Pull the redirect (or the bait 'n' switch). Usually used after the money wave or the whistle, this is when the gentlemen passes his turn to the lady behind him. Yeah, um, don't do that, okay? Chances are she's not ready, and your weak attempt at chivalry just cost you your turn. See you in 30 minutes.
Try the confused, lost look. This is usually accompanied by the question "What kind of beer y'all got?" while looking at all the beers we have. You did know you were in a bar, right? You didn't just appear here, did you? Refer to Rule #1.

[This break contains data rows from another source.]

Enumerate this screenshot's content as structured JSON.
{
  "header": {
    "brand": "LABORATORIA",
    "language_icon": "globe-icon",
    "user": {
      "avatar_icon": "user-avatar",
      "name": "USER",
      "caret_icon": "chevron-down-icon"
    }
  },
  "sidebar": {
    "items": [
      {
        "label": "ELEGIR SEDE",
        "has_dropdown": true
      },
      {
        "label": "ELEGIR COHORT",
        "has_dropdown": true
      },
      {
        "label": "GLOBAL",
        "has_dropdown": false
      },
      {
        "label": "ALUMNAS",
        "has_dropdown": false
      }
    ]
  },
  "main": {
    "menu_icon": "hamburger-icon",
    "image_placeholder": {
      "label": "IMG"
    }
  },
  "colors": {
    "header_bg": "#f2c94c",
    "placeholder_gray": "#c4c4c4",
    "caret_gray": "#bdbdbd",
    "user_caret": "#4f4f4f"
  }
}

Order High Maintenance shooters. Example: "Lemme get an Alabama Slammer, a Red Snapper, two Kamikazes, a Buttery Nipple and a Lemon Drop." Usually followed by a small tip. People, these shooters are fine by themselves, but there are multiple steps involved with each one. Translation: Time Sink. You may get them this time, but you'll probably be waited on last the next time we see your face. Here's a clue as to whether or not you're high maintenance; if two bartenders are working and they see you, and they flip a coin and the loser comes over to take your order, pretty good chance you're high maintenance.
Assume we know you're in the band. We know, we know, you're gonna be really famous, but you're not there yet, tiger. Tell us you're in the band and which band you're in. By the way, if you are in a band and get free/reduced drink prices, feel free to tip, as most bartenders are also in bands! It's not like we don't know how it is. Oh, and our bands will smoke your band.

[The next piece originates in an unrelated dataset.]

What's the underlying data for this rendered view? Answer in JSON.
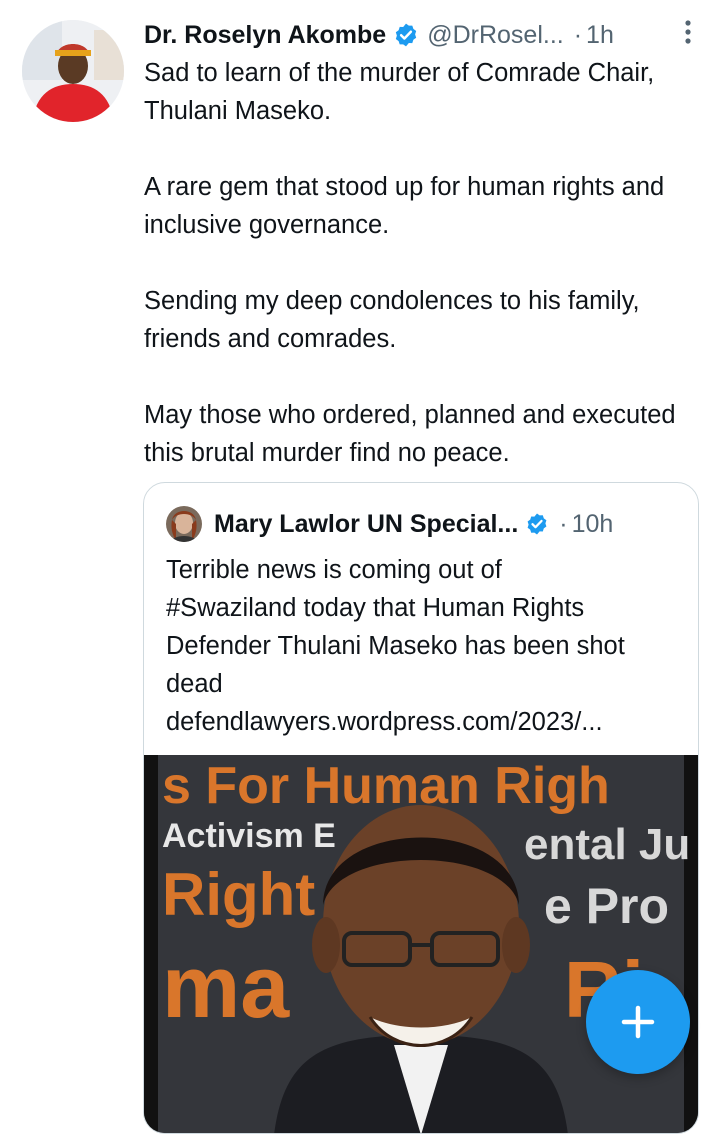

Assume we know you period. Unless you've followed the first "Do" rule below, we don't remember you. You are one of a thousand faces for us, and when you point at an empty glass or a beer bottle that's invariably facing away from us, your attempt at a shortcut backfires. Tell us what you want.

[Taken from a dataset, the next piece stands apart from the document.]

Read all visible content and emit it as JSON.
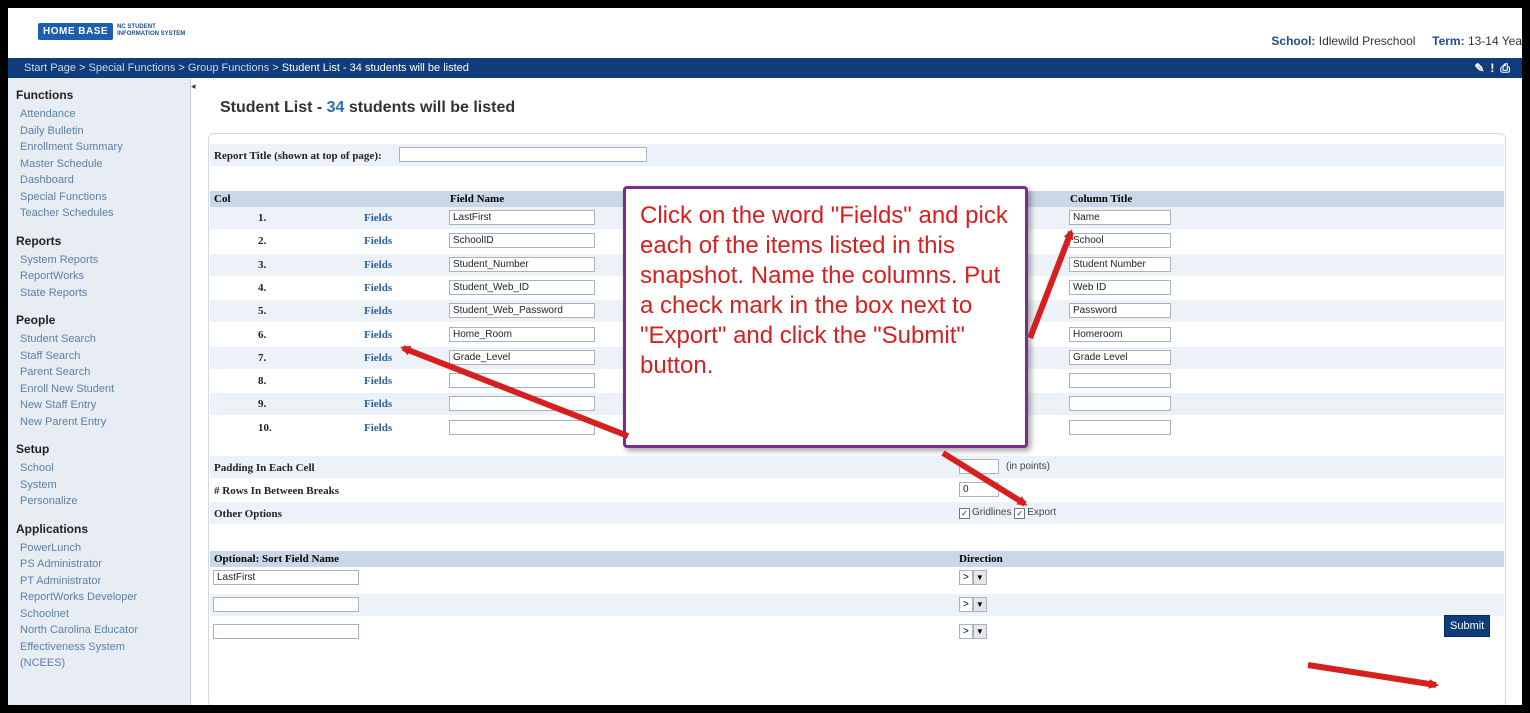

Apologize for sucking. Don't apologize for not tipping. Acknowledging that you suck is not the same as not sucking. Oh, and don't say "I'll get ya next time." We know all about you.
Assume soft drinks are free. Are they free at McDonald's? Are they free at Wal-Mart? Are they free anywhere? I blame M.A.D.D. for this myth.
Put pennies and nickels in the tip jar. We don't want that crap in our pockets any more than you do. We don't have anything smaller than quarters. Have you ever ordered a drink that cost $3.17?
Be "The Microbrew Aficionado." Usually a pseudo-hippy who can't tip a quarter but can't bring himself to drink "schwag," and who has to sample some new berry-wheat-harvest-ale that he heard about at Burning Man. "Do you have the new Vernal-Equinox Special Welcome-Fest?" "Does Anyone?" Here's your Newcastle. Go.
Be "The Daddy Warbucks." Dressed in classic day-trader wear, this loud, boisterous guy smokes cigars and orders Martinis and generally exudes an air of money. Until the tip. We hate you.
Be a "Whiney Baby." Under no circumstances should you ever whine to a bartender when asked to see your ID. Our jobs depend on them, and when we spot a fake/expired ID, don't argue; we've seen and heard it all a million times before, and it will get you absolutely nowhere. If you "don't have one" or "forgot it," forget it; you don't belong out on the town in the first place. That's the law, plain and simple. If we don't have the law, the terrorists win. You don't want the terrorists to win, do you? Bring your ID. Remember Rule #1, from a minute ago?
Tip! Tip heavy right off the bat, and you're the first person we aim for every time you come up to the bar. Did you get that? Go back and read it again. The word will spread to the other bartenders and you'll be treated like a prince. It will pay off in better drinks and the occasional free one.
Be patient. All you really need to do to get waited on is make eye contact. We see you, and we'll get to you before the guy right next to you waving money and whistling. Remember, this isn't insulin we're passing out here. If you really need the drink that bad, you've got a problem to address, Jack. The meek shall inherit the bar.
Be an attractive female. As in life, this goes far. If this comes across as a little petty, remember: bartenders are a jaded lot.